I doubted my ears, wondering if I had heard correctly. I was uncertain at first, but now I thought that he was definitely not in his right mind.
At the same time that thought crossed my mind, my steps turned towards him, as if possessed. His face, arms spread wide as I approached, went into full bloom. Surely, something had possessed me in that moment. I embraced him, and he hugged me back. I heard the sound of a sob beside my ear. It was a sound that stabbed my heart like a jagged stone, neither dispersing nor filtering out.
“Thank you for hugging me.”
The crazy man seemed more grateful for the hug than for saving his life, I thought. I heard a choked voice, but when I looked, I saw an innocent smile on his face, leaving me at a loss for how to react. I gave him a light nod and left the hospital room. I felt strange. It was an uncomfortable feeling, as if I had done something subtly, ever so ambiguously mean to a good child.
Leaning against the door, I mouthed to my uncle, who was in the midst of treating a patient, to give me a call, and then returned home. In the early evening, my phone rang. He said that he seemed to be regularly getting assaulted, was suffering from malnutrition, and other stuff—stuff I wouldn’t usually care about. But when I learned that the large scar on his body was from renal surgery, I suddenly realized that I had forgotten all about the money I had gone there to give him. I was also bothered by the fact that he wouldn’t have any decent clothes to wear once he was discharged.
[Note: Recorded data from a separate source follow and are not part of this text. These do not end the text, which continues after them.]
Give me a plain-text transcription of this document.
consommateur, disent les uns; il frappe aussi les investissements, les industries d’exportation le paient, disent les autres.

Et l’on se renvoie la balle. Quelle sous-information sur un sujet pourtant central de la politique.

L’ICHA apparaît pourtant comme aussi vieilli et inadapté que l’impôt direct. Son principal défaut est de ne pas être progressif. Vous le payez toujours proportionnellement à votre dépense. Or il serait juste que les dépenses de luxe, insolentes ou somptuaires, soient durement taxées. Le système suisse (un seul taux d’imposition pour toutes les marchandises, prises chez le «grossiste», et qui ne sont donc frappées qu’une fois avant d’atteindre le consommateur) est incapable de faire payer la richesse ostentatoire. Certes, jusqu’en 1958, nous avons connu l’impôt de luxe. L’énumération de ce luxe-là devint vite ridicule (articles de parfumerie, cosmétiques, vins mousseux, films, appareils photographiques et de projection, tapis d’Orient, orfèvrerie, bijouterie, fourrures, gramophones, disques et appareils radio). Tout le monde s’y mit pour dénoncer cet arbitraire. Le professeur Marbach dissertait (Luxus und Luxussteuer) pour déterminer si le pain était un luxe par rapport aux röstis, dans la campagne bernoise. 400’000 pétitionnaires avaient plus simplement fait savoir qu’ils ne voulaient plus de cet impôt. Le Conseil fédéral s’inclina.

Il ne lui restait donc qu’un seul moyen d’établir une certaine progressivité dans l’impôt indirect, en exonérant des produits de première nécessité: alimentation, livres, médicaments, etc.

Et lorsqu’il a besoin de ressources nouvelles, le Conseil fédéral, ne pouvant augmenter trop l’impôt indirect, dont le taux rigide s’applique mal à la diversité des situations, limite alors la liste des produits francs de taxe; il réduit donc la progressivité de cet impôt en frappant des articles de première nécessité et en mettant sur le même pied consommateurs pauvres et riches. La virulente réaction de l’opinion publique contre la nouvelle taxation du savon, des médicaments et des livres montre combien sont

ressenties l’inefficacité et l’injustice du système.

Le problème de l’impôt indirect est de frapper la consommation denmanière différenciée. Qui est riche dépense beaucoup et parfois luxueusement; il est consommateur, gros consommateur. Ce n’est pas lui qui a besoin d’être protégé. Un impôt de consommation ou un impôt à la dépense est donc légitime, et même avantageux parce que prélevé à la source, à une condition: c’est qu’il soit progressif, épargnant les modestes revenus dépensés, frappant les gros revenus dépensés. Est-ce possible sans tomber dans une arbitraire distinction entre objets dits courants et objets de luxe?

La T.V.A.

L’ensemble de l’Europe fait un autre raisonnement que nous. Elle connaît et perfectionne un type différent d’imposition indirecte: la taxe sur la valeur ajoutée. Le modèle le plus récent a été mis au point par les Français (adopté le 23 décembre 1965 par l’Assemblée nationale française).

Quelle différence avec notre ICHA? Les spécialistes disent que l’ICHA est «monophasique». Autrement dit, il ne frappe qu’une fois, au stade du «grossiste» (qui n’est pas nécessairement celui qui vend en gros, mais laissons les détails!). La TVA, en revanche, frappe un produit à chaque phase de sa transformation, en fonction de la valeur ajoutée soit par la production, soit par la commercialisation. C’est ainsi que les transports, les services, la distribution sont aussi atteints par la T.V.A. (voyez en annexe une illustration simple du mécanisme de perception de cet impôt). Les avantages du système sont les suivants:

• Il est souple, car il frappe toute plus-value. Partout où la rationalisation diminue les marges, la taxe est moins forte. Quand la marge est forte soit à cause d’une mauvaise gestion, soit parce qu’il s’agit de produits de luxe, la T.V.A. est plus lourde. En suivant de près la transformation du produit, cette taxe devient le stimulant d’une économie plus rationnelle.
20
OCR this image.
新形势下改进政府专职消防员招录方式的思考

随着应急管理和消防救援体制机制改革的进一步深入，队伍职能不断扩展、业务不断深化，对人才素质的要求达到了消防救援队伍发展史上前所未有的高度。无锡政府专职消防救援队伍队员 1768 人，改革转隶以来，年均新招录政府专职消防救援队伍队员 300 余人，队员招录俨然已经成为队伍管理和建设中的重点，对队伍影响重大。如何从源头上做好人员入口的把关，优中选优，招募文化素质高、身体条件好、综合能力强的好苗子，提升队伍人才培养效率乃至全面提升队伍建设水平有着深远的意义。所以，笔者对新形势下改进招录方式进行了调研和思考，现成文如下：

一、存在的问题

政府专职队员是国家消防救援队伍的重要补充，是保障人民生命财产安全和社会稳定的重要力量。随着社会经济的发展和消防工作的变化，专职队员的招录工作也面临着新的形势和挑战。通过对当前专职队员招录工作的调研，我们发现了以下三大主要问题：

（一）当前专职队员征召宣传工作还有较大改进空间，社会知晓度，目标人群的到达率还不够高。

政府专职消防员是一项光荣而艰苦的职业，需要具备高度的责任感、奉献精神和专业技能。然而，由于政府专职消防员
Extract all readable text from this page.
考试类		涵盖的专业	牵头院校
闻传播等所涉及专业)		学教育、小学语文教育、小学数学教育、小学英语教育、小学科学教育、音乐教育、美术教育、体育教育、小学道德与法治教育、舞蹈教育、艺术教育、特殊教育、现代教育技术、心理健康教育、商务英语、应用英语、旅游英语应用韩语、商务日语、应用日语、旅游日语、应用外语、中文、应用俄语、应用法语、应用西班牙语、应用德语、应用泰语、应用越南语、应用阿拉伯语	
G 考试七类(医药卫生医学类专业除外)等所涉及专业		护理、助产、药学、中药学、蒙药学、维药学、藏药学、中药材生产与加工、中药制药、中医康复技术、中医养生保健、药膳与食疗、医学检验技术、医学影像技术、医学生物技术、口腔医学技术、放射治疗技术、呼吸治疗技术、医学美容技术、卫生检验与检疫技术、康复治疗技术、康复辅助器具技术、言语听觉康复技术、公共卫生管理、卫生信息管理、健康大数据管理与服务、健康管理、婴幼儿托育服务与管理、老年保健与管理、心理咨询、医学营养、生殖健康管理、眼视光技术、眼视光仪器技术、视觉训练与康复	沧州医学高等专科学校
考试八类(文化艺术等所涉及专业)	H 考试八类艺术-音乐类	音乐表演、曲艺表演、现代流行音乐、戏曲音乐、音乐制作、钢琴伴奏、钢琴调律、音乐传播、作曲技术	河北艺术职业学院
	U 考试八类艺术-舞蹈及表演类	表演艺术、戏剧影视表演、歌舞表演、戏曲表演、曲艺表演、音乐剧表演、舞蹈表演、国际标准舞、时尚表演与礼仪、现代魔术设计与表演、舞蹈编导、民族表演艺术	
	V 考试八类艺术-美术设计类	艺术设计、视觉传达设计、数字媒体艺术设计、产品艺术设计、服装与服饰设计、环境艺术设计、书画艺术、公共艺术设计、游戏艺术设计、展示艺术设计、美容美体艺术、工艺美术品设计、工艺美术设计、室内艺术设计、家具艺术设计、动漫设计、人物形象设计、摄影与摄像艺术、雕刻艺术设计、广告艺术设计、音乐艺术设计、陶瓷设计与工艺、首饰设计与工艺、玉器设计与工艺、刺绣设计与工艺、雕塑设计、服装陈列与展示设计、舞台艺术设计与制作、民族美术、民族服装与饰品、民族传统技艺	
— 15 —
Why did I feel the weight of his life? Was it because I was curious about his strange expressions? Where did it all start? Even as I retraced my steps, I couldn’t quite figure it out.
-Should we file a police report?
“Don’t report it. I’ll go back to the hospital tomorrow.”
-If it’s too much stress for you, I’ll take care of it.
“No, it’s okay. I’ll see you tomorrow, Uncle.”
¹ 형 – Term meaning older brother used to address older male figures, whether blood-related or not. Only used by men.